Thousands of ecstatic supporters of Egyptian President Mohamed Morsi gathered outside the presidential palace on Friday to defend their leader against accusations from rival protesters that he has become a dictator.
"We love you Morsi" chanted his supporters as protesters in Tahrir slammed "Morsi the dicator", highlighting how polarised post-Mubarak Egypt has become.
"Morsi took the decisions we wanted, he is not a dictator at all," said jewellery store owner Mostafa Ammar, 37, dressed in a white robe above the ankle, in prophetic tradition.
"Morsi is on the right track and aims to achieve the goals of the revolution," that toppled Hosni Mubarak last year, said Abu Bakr Abdelkader, 34.
The president's decisions "are definitely revolutionary and come from his revolutionary legitimacy," said teacher Mostafa Shehata, 29.
"The problem is that many don't like to have a Muslim Brotherhood president," he said.

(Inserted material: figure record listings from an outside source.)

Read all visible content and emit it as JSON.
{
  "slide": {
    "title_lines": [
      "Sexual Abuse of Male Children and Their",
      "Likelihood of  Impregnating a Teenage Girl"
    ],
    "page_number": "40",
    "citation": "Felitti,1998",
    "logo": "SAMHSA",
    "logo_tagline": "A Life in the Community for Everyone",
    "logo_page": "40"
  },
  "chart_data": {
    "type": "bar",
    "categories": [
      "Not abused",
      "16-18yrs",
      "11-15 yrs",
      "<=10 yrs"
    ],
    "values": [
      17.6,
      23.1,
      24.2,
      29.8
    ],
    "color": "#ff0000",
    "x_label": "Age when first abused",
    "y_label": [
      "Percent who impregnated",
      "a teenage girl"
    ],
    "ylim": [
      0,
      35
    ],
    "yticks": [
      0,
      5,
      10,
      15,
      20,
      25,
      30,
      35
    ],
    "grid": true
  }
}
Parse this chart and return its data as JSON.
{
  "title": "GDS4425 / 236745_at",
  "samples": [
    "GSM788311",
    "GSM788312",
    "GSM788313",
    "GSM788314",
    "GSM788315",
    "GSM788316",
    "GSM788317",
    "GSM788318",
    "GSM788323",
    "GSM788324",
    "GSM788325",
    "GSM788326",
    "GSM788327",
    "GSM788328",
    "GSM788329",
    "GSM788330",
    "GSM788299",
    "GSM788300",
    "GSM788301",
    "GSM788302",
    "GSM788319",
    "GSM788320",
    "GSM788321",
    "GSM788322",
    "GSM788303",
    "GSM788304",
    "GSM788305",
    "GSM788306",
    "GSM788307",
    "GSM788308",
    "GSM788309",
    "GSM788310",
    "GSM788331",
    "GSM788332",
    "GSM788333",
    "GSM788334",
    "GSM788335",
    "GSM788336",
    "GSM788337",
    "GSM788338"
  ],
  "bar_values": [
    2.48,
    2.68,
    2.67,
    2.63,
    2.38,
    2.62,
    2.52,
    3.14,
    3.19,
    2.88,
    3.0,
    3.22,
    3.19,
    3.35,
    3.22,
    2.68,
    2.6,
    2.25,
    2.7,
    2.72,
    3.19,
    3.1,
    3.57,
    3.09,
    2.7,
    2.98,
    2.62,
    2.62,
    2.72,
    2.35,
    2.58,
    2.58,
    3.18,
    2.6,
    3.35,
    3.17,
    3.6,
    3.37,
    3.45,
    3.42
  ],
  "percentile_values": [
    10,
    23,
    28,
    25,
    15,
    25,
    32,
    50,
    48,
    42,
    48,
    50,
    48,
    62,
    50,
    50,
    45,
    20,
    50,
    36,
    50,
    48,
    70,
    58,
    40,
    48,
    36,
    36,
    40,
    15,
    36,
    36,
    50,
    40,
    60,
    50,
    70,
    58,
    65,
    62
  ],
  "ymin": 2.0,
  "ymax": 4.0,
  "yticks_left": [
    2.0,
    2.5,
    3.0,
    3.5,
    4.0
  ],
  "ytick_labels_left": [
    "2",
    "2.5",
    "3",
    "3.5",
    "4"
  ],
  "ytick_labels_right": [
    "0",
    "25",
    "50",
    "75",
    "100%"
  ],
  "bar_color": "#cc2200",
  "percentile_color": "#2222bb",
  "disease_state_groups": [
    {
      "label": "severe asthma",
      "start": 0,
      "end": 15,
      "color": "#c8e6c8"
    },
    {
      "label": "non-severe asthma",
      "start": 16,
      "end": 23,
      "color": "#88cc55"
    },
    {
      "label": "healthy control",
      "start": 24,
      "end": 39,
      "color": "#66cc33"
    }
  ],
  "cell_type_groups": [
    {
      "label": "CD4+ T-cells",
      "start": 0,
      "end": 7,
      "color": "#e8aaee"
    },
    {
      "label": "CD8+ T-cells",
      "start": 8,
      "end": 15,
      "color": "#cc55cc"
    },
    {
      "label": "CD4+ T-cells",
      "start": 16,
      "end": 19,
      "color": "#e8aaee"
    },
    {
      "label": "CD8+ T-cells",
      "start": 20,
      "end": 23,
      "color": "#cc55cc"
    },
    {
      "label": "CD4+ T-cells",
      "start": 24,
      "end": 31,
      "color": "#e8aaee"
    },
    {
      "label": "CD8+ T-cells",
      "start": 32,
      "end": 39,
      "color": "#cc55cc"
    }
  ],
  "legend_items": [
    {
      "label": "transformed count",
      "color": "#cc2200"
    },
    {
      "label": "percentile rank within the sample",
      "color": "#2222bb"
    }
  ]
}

Some waved Egyptian flags, others held up the the green flags of the Muslim Brotherhood, on whose ticket Morsi won the elections in June.
The Islamist president assumed his sweeping new powers in a decree read out by his spokesman Yasser Ali on state television on Thursday.
"The president can issue any decision or measure to protect the revolution," it said.
"The constitutional declarations, decisions and laws issued by the president are final and not subject to appeal."
Morsi also sacked prosecutor general Abdel Meguid Mahmud, whom he failed to oust last month, amid strong misgivings among the president's supporters about the failure to secure convictions of more members of the old regime.
"The president sacked the corrupt general prosecutor who mixed politics and law, so why are others angry?" asked Mohammed Shaaban, a 25-year-old medical student.
On the other side of Cairo, thousands packed Tahrir Square, furious that whatever gains had been made after the revolution that toppled Mubarak have been snatched away in one move his successor.
"It is simply not possible that the revolution happened two years ago, and we moved forward and moved forward, only to have a new dictatorship again," said Nagla Samir.
"We took to the streets for freedom," she said.
Morsi's opponents were led by leading dissidents former IAEA chief Mohamed ElBaradei and Amr Mussa, a former foreign minister and Arab League chief.
With the new decisions, "Mohamed Morsi is saying 'I'm God and my decisions are above everything else'," said Ahmed al-Awady in Tahrir.
On the outskirts of the Tahrir, clashes continued into a fifth day between police and protesters demanding justice for those killed during the 2011 uprising.